Date: 2007-06-26 08:16 pm (UTC)
ext_6866: (Don't know yet)
That's interesting about Slughorn because I think I have the opposite reaction. With Snape it seems like while he had more malice, he went through a period where he was out there as openly malicious, and then he seems to have changed. He still did some damage--it's like with the prophecy. His passing it on got Harry targeted, but then he (allegedly) tried to do something to undo that, and he is now actively working for the other side. But he doesn't honestly seem to struggle with prejudice against Muggle-borns now.

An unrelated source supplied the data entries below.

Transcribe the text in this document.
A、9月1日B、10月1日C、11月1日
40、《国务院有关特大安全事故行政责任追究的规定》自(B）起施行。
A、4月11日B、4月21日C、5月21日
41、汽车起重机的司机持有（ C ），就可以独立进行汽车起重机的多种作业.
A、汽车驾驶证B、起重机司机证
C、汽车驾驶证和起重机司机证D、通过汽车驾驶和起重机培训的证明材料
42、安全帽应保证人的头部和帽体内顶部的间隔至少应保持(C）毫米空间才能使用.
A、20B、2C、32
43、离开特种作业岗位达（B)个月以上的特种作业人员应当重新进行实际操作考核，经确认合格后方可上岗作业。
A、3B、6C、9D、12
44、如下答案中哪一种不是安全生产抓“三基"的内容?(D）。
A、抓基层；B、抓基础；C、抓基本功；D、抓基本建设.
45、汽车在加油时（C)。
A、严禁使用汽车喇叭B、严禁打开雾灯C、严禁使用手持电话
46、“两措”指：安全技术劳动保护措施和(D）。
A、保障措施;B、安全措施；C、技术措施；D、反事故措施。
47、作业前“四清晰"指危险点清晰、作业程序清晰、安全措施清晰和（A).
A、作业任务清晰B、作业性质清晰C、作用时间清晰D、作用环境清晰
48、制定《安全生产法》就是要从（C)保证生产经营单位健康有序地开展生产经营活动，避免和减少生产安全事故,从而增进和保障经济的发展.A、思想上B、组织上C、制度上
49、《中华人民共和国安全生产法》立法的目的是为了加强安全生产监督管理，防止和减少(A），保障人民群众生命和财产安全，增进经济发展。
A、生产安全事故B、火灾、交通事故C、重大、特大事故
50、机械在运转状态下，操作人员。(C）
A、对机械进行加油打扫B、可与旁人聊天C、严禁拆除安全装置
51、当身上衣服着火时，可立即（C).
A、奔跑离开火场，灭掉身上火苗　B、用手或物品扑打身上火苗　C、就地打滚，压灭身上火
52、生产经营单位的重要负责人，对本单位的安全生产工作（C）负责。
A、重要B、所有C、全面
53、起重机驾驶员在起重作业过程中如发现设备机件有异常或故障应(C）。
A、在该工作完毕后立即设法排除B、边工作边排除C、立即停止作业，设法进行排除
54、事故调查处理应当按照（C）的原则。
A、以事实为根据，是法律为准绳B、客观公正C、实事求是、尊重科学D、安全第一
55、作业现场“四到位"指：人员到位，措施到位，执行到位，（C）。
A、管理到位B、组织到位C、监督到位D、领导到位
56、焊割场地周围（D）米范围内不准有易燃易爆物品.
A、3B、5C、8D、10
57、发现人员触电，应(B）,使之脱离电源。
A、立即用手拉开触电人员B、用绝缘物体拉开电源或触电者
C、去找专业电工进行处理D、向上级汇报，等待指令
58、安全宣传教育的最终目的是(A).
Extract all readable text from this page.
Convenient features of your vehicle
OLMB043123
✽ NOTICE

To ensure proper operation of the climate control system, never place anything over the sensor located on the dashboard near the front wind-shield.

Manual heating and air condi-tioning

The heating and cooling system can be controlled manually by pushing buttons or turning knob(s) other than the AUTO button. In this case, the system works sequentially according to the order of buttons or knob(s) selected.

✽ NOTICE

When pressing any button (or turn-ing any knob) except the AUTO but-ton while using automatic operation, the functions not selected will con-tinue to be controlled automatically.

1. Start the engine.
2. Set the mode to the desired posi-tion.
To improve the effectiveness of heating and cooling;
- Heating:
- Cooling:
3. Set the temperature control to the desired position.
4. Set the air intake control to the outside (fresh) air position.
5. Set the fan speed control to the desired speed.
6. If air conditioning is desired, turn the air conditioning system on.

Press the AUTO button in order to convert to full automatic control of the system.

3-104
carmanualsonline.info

With Slughorn the lack of malice (or at least conscious malice) makes it harder for anyone to call him on what he's doing. He's convinced he's being just fine. Unfortunately, he's not just like somebody grandfather who just will never stop using calling people "colored" and is always going to consider them inferior but also probably isn't going to do much more than say embarassing things at home. Slughorn is a teacher--one who takes an active role in shaping his society because he's got a lot of power. So at times I feel like he's the more sinister--not only is he subtly putting down more Muggle-borns as they come into his class, but I'll bet it would be harder to complain about him.

I guess a better way of explaining it is to say that while Slughorn isn't as bad a person as Snape is and was, he seems to represent a much more powerful force of bigotry. Sixteen years after Voldemort's first defeat Snape shows signs of having actually changed, while Slughorn never sees a problem. He's more slippery.:-)

So it's complicated: it's partly self-loathing, partly probing for a generic weak spot in Lily, partly the most context-specific way he can try to put her down.

Yes, exactly--and I think that given the history of the word in that world (different from a racial slur in ours) its use seems to almost always be directed not at the Muggle-born but at the Pure-bloods with them who understand what it means and feel it more keenly. Whatever it does mean, Snape seems to have grasped the right way to use it in ways I don't think I do yet. Fandom tends to, for instance, assume that Pure-bloods have to hate Half-bloods too, but they don't seem to. (I think part of that is wanting Snape to be more one of the victims, too, the Malfoys make it easy by being Pure-blood). (This is another reason I LOVE in Maya's fic where Draco thinks he wouldn't want children with Katie for one reason that makes him sympathetic, and another that's believably racist.)

It's more important, in making a moral judgment about a whole person, to ask what use the person is making of racist concepts, both internally, for his own psyche, and externally, as a weapon or act of cruelty.

Yes--and I think that's often the way it works in the real world too. If you just make it about some vague idea if someone "really" thinks a group is inferior in every way, you'd probably be searching a long time. The appeal of racism isn't always that it seems logical.